Doors open one hour before each show.
The festival’s series of small-ensemble masterpieces begins with a miniature version of the orchestra performing two sextets for violins, violas, and cellos. Sextet no. 1 in B-Flat major carries a compelling urgency through its fast and slow portions, and Sextet no. 2 in G Major enters subtly before it builds to a quick crescendo, much like a drag-racing station wagon equipped with turbo boosters.
The dramatic strains of Brahms's String Quartet in A Minor open this performance as a violin wails like a broken-hearted siren. Next, pianist Kirill Gerstein takes over for the Paganini Variations, running through increasingly complicated iterations of the work’s progressive, passionate theme. Finally, the slow and soft Intermezzos for piano carry out audiences on a cloud of quarter notes.

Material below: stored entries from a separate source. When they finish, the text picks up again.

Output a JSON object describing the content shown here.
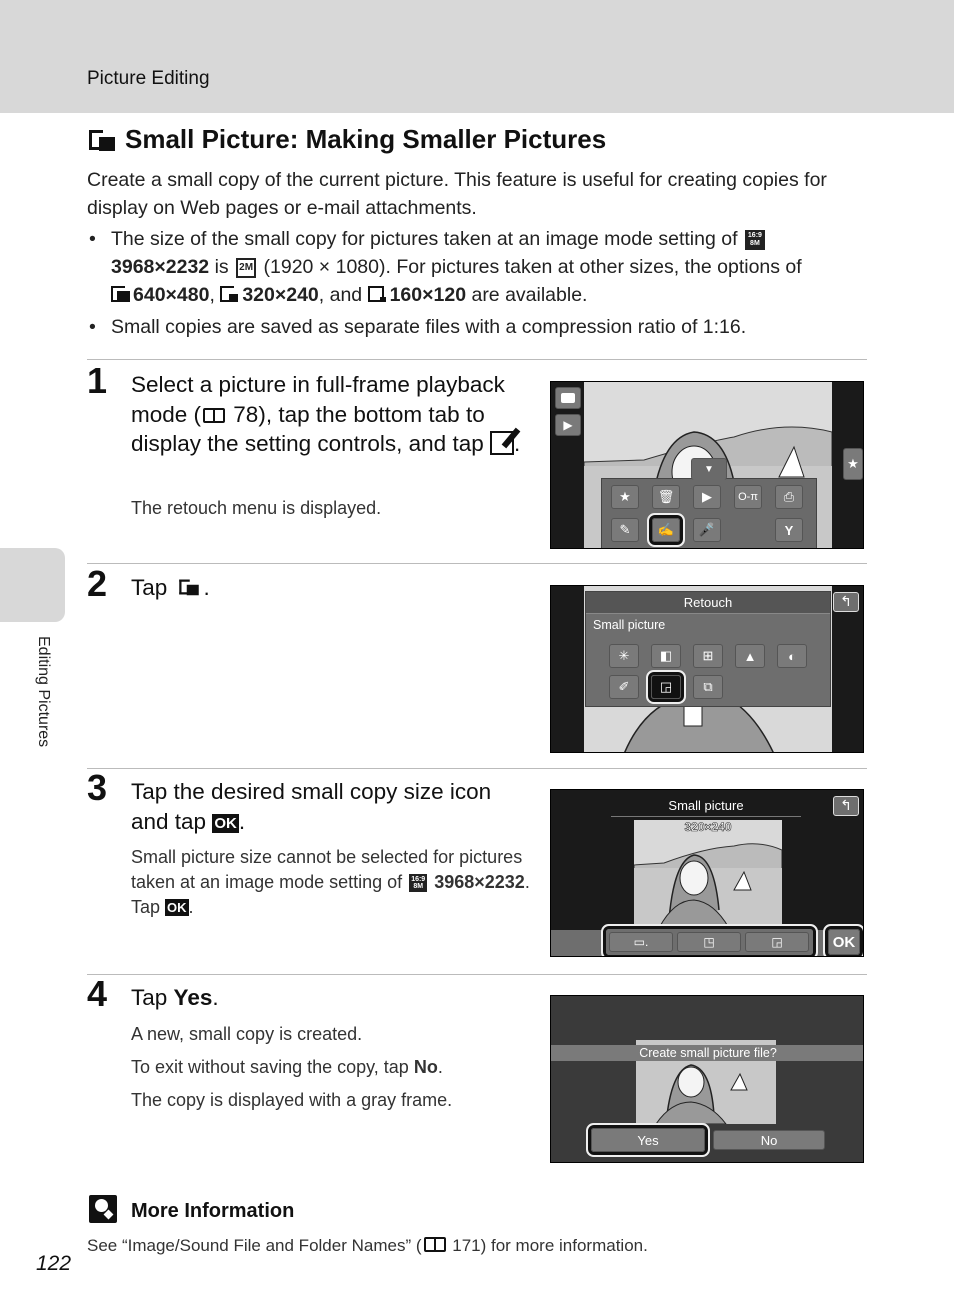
{
  "header": {
    "section": "Picture Editing"
  },
  "side_tab": {
    "label": "Editing Pictures"
  },
  "title": "Small Picture: Making Smaller Pictures",
  "intro": "Create a small copy of the current picture. This feature is useful for creating copies for display on Web pages or e-mail attachments.",
  "bullets": {
    "b1": {
      "t1": "The size of the small copy for pictures taken at an image mode setting of",
      "mode_icon": "16:9 8M",
      "mode": "3968×2232",
      "t2": "is",
      "copy_icon": "2M",
      "t3": "(1920 × 1080). For pictures taken at other sizes, the options of",
      "size1": "640×480",
      "sep1": ",",
      "size2": "320×240",
      "sep2": ", and",
      "size3": "160×120",
      "t4": "are available."
    },
    "b2": "Small copies are saved as separate files with a compression ratio of 1:16."
  },
  "steps": [
    {
      "number": "1",
      "title_a": "Select a picture in full-frame playback mode (",
      "page_ref": "78",
      "title_b": "), tap the bottom tab to display the setting controls, and tap",
      "title_end": ".",
      "note": "The retouch menu is displayed.",
      "screen": {
        "left_icons": [
          "camera-icon",
          "play-icon"
        ],
        "right_icon": "★",
        "menu_row1": [
          "favorites-icon",
          "delete-icon",
          "slideshow-icon",
          "protect-icon",
          "print-order-icon"
        ],
        "menu_row2": [
          "draw-icon",
          "retouch-icon",
          "voice-memo-icon",
          "",
          "setup-icon"
        ],
        "selected": "retouch-icon"
      }
    },
    {
      "number": "2",
      "title": "Tap",
      "title_end": ".",
      "screen": {
        "panel_title": "Retouch",
        "panel_sub": "Small picture",
        "row1": [
          "quick-retouch-icon",
          "d-lighting-icon",
          "skin-softening-icon",
          "filter-effects-icon",
          "glamour-icon"
        ],
        "row2": [
          "paint-icon",
          "small-picture-icon",
          "crop-icon"
        ],
        "selected": "small-picture-icon"
      }
    },
    {
      "number": "3",
      "title_a": "Tap the desired small copy size icon and tap",
      "ok": "OK",
      "title_end": ".",
      "note_a": "Small picture size cannot be selected for pictures taken at an image mode setting of",
      "note_mode_icon": "16:9 8M",
      "note_mode": "3968×2232",
      "note_b": ". Tap",
      "note_ok": "OK",
      "note_end": ".",
      "screen": {
        "title": "Small picture",
        "size_readout": "320×240",
        "size_buttons": [
          "160×120",
          "320×240",
          "640×480"
        ],
        "ok_label": "OK"
      }
    },
    {
      "number": "4",
      "title_a": "Tap",
      "title_bold": "Yes",
      "title_end": ".",
      "notes": [
        "A new, small copy is created.",
        "The copy is displayed with a gray frame."
      ],
      "note_no_a": "To exit without saving the copy, tap",
      "note_no_bold": "No",
      "note_no_end": ".",
      "screen": {
        "question": "Create small picture file?",
        "yes": "Yes",
        "no": "No"
      }
    }
  ],
  "more_info": {
    "title": "More Information",
    "text_a": "See “Image/Sound File and Folder Names” (",
    "page_ref": "171",
    "text_b": ") for more information."
  },
  "page_number": "122"
}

Clarinetist Ilya Shterenberg and violinist Vadim Gluzman trade off the spotlight in a concert that spans the gamut of emotions. The bucolic, daydreamy Clarinet Sonata in E-Flat Major sees woodwinds and keys frolic in a serene soundscape, clouded over by the sadder Violin Sonata in G Minor. Once the dramatic musical storm has passed, a sweet wind picks up again in the Clarinet Quintet in B Minor, in which all parts share a noodling melody both innocent and complicated.
Camerata San Antonio
Founded by cellist Kenneth Freudigman and violist Emily Watkins Freudigman in 2004, Camerata San Antonio brings together a symphonic roster composed of several of the San Antonio Symphony's principal players and more than a few internationally recognized musicians. More than a dozen acclaimed artists might be on-call for a concert during any given season, and the entourage's diverse concert schedule consequently offers plenty of strikingly different small-ensemble performances.